Por incrível que pareça, estamos acostumados com a cultura
do estupro. Chegamos a aconselhar nossas meninas a vestirem-se de certa forma
que não atraia olhares e desejos de estupradores em potencial. Mas vamos além:
culpamos aquela moça que transgrediu essa regra, afinal, minissaia, sozinha à
noite é igual a “pedir para ser estuprada”.
Estamos acostumados com o terceiro turno feminino. A mulher
trabalha, estuda, volta para casa e precisa cuidar dos filhos e fazer comida
para si, para as crianças e... para o marido! Isso ainda é uma realidade em
muitas famílias, mas não deixa de ser uma violência contra a mulher.
A mulher é assediada no trabalho, na rua, na universidade,
na escola. Afinal, temos como normal que o homem tenha mais desejo sexual do
que a mulher. O desrespeito é normal, o constrangimento feminino é normal, a
crueldade logo passa a ser normal. Mas, não satisfeitos com esse vergonhoso
contexto social, novamente vamos além: orientamos as mulheres a “não dar mole”,
a “cuidar suas condutas”. Castramos as mulheres, fazendo-as duplamente vítimas:
a uma, porque foram vítimas do assédio; a duas, porque não se comportaram da
forma adequada para evitar o assédio!
A violência contra a mulher vai além da agressão física.

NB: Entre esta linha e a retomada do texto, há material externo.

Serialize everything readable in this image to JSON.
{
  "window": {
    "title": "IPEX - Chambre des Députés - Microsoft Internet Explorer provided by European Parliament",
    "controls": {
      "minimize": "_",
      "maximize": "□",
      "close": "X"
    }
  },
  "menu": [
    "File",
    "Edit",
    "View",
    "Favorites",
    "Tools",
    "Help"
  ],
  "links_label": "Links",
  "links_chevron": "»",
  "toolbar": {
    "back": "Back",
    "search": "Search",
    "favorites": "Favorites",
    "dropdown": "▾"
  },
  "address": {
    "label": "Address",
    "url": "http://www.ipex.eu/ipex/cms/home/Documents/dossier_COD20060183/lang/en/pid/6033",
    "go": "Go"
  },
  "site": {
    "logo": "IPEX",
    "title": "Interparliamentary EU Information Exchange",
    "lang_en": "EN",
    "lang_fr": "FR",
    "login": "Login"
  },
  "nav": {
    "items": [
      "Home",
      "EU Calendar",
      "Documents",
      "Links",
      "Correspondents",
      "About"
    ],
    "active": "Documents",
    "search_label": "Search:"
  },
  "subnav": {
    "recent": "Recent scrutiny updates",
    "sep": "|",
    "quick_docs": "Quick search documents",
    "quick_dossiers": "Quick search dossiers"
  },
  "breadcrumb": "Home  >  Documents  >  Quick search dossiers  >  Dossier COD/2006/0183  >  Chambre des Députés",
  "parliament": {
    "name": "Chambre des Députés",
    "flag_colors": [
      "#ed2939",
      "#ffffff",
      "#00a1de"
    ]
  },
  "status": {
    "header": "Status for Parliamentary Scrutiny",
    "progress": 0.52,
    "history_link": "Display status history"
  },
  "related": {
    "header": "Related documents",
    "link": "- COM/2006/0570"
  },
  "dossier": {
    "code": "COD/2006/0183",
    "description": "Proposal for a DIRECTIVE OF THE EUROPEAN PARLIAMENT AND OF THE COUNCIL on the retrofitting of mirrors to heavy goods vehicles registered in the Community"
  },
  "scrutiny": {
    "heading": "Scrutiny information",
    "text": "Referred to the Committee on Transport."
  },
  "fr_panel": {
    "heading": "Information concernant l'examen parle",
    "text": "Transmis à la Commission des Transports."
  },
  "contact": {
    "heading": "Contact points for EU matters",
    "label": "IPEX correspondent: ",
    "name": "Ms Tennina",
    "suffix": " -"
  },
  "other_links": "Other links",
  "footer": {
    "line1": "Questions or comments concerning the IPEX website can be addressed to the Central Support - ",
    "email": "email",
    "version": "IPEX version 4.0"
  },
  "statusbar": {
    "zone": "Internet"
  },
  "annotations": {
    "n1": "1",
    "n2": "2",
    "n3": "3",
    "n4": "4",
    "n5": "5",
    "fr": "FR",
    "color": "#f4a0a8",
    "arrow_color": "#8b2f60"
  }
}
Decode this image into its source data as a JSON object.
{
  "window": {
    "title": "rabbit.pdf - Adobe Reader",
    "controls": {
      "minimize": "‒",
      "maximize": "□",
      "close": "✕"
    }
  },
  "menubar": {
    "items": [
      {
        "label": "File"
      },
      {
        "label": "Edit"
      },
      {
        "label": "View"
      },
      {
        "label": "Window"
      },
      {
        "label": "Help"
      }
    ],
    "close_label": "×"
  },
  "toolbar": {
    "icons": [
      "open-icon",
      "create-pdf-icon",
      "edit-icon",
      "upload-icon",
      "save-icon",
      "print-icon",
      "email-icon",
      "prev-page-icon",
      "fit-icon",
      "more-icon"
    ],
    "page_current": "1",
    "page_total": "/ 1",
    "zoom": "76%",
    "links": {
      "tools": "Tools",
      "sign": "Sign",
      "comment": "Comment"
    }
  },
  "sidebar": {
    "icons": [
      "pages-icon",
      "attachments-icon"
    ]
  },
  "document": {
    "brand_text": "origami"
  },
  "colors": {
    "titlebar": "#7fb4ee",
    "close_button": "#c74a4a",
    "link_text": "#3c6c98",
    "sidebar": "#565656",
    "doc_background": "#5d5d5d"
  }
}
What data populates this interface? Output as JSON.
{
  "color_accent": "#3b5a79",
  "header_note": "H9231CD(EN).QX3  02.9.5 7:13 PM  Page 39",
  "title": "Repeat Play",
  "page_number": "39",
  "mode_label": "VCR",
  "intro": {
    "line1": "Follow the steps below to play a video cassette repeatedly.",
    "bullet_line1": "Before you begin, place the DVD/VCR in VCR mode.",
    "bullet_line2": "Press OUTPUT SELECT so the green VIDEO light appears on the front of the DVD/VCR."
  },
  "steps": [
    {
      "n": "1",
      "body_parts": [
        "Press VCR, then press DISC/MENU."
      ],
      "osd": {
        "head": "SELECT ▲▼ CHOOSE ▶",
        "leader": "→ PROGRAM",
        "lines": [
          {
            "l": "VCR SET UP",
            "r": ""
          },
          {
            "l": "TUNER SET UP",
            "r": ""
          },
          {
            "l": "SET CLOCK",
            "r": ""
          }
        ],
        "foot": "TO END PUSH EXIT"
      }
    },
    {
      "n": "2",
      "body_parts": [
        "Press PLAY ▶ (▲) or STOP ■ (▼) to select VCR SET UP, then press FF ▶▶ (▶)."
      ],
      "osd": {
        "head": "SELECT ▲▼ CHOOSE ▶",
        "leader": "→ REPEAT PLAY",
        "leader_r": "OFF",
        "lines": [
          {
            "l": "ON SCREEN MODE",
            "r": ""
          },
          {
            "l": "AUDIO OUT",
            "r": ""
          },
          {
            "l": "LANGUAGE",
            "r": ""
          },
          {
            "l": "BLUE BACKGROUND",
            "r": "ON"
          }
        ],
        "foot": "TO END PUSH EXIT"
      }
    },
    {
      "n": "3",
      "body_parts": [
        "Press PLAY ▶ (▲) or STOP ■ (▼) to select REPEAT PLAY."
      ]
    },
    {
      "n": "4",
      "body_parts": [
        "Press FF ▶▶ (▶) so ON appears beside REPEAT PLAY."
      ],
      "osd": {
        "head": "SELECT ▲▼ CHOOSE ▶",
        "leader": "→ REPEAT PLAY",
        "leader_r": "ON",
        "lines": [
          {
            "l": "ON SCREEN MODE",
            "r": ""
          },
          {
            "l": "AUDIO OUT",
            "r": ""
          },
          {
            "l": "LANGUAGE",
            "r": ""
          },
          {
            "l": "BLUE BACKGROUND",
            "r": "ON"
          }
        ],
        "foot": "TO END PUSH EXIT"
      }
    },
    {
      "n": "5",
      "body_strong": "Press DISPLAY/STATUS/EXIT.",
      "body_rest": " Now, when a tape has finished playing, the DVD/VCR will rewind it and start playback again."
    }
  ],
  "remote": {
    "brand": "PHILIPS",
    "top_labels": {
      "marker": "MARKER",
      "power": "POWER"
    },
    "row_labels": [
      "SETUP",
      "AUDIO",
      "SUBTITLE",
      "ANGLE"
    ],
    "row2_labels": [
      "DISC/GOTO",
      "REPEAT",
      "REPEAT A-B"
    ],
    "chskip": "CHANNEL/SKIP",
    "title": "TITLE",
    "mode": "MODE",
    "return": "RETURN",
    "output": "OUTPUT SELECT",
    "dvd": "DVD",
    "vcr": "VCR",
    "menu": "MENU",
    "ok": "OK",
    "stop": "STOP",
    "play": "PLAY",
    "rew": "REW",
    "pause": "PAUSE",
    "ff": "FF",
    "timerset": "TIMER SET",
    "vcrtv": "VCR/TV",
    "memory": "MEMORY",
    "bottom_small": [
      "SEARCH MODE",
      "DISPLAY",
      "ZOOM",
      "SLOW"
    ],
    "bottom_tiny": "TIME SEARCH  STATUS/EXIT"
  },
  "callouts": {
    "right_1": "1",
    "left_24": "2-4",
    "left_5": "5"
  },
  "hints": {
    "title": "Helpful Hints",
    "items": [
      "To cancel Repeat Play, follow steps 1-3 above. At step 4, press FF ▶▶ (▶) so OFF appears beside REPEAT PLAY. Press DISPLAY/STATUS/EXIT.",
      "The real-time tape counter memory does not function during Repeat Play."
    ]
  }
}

Aliás, essa é apenas a ponta de um gigantesco iceberg. Ela está em nosso
dia-a-dia, principalmente no dia-a-dia das mulheres. Ela atua contra a
sexualidade da mulher, contra o comportamento da mulher, contra a identidade da
mulher, contra o trabalho da mulher, contra o corpo da mulher.
Como se não bastasse, alguns sujeitos morbidamente
instalados na Câmara dos Deputados decidiram ajudar: resolveram dificultar
ainda mais a vida da mulher – veja, e não de qualquer mulher, mas da mulher
vítima, a mulher estuprada, a mulher em crise. Em nome de uma bancada
pseudo-religiosa, os direitos das mulheres são novamente alvejados.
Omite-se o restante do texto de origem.